Historia Augusta: Hadrian, XVI: Hurt Feelings and a Great Retirement Plan

“Although he was quick to rebuke musicians, tragedians, comedians, grammarians, rhetoricians, and orators, he still honored all the professors and made them rich—and he continued to annoy them with questions. And, while he was to blame for the fact that many left him in sorrow, he used to say that he could scarcely bear watching someone get their feelings hurt. He was especially close to the philosophers Epictetus and Heliodorus and all sorts of grammarians, rhetoricians, musicians, geometricians, painters, and astrologers, though I would not name them all—and many claim that Favorinus stood out from the rest. The teachers who seemed unfit for their own profession, Hadrian dismissed from their work with money and honors.”

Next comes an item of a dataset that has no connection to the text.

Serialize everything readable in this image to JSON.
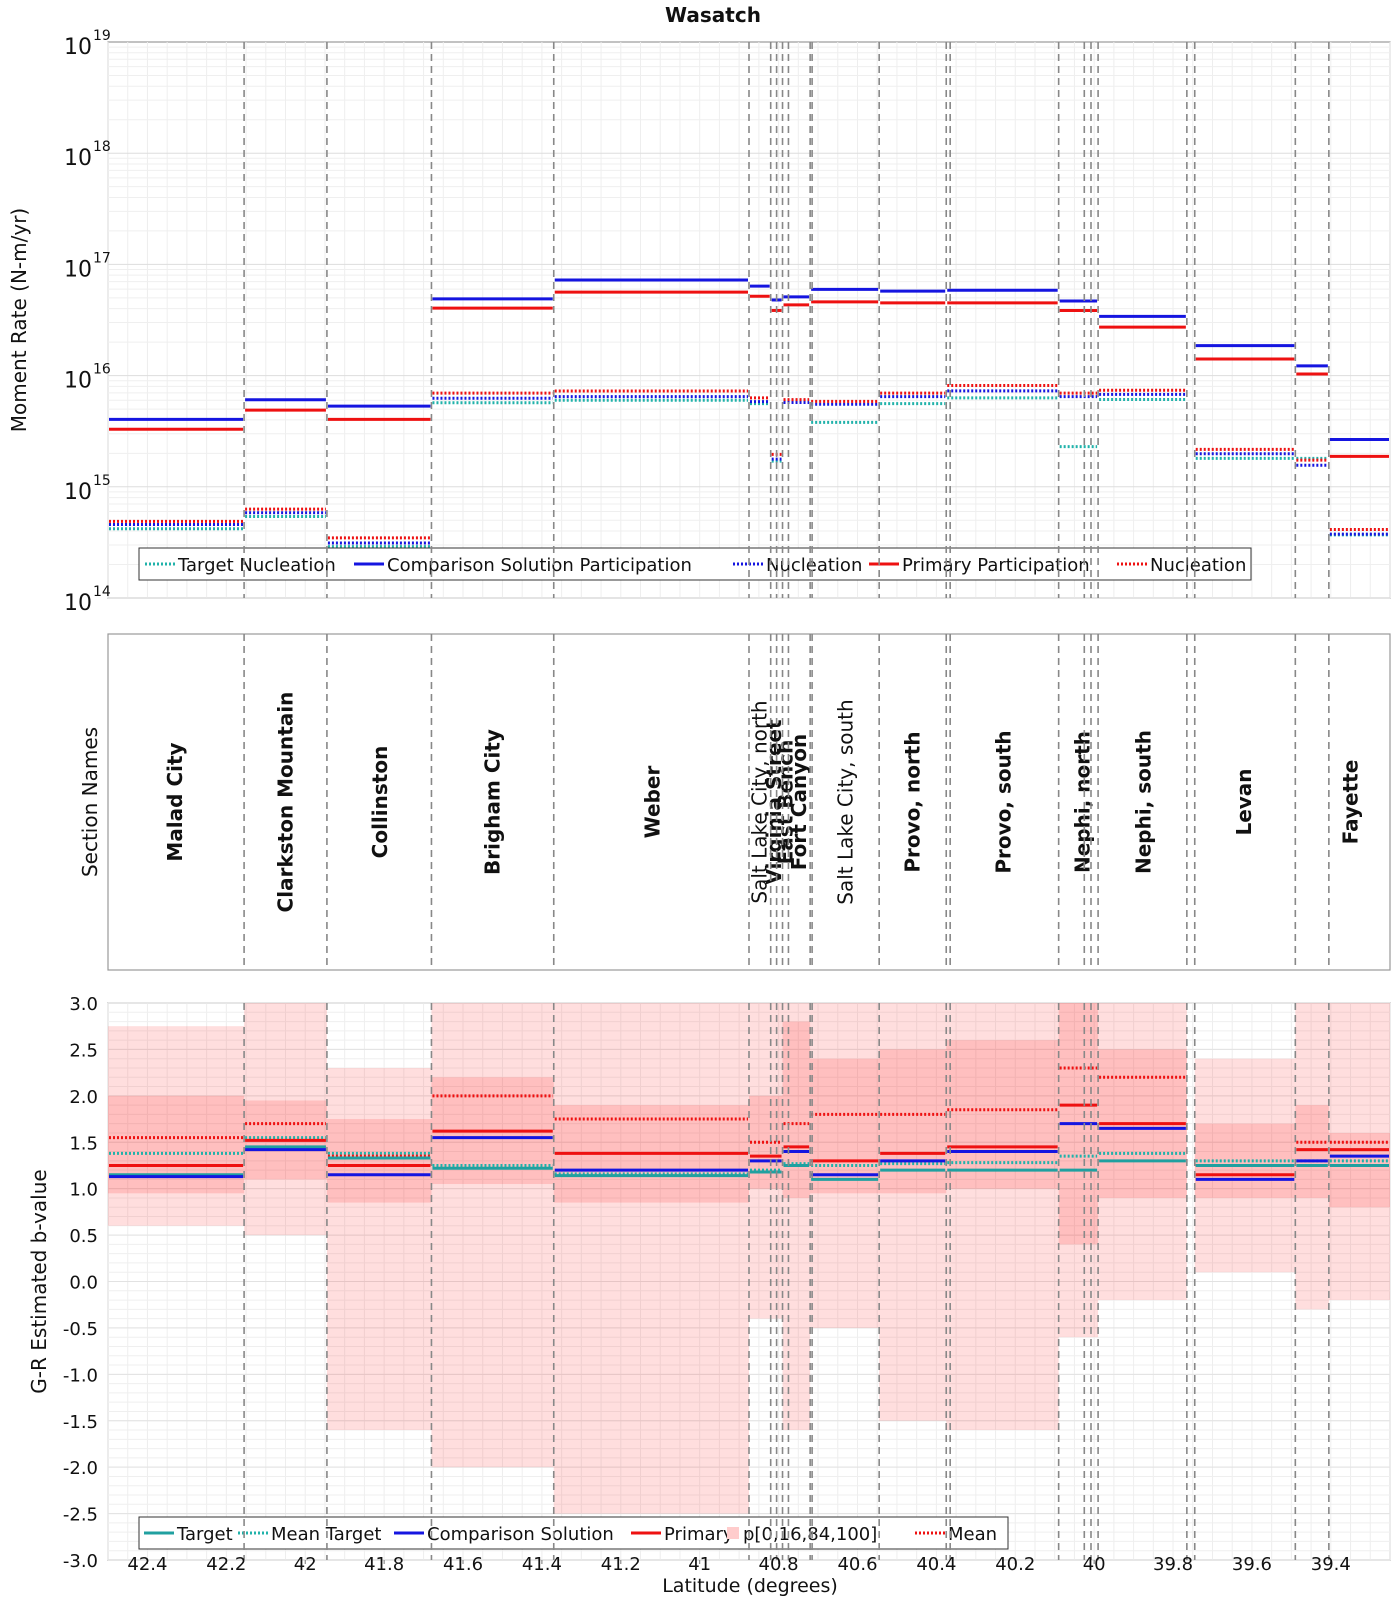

8 Sed quamvis esset in reprehendendis musicis, tragicis, comicis, grammaticis, rhetoribus, oratoribus facilis, tamen omnes professores et honoravit et divites fecit, licet eos quaestionibus semper agitaverit. 9 Et cum ipse auctor esset, ut multi ab eo tristes recederent, dicebat se graviter ferre, si quem tristem videret. 10 In summa familiaritate Epictetum et Heliodorum philosophos et, ne nominatim de omnibus dicam, grammaticos, rhetores, musicos, geometras, pictores, astrologos habuit, prae ceteris, ut multi adserunt, eminente Favorino. 11 Doctores, qui professioni suae inhabiles videbantur, dilatos honoratosque a professione dimisit.

The Historia Augusta are a collection of biographies of Roman Emperors starting with Hadrian (117-138 CE)

Apuleius, Apologia 11.11-14

When the divine Hadrian was adorning the tomb of his friend Voconus the poet, he wrote thus: ‘you were wanton in verse, but your mind was pure.’ He would have never said this, were charming poems to be considered a proof of wantonness.

Divus Adrianus cum Voconi amici sui poetae tumulum vorsibus muneraretur, ita scripsit: ‘lascivus versu, mente pudicus eras,’ quod numquam ita dixisset, si forent lepidiora carmina argumentum impudicitiae habenda.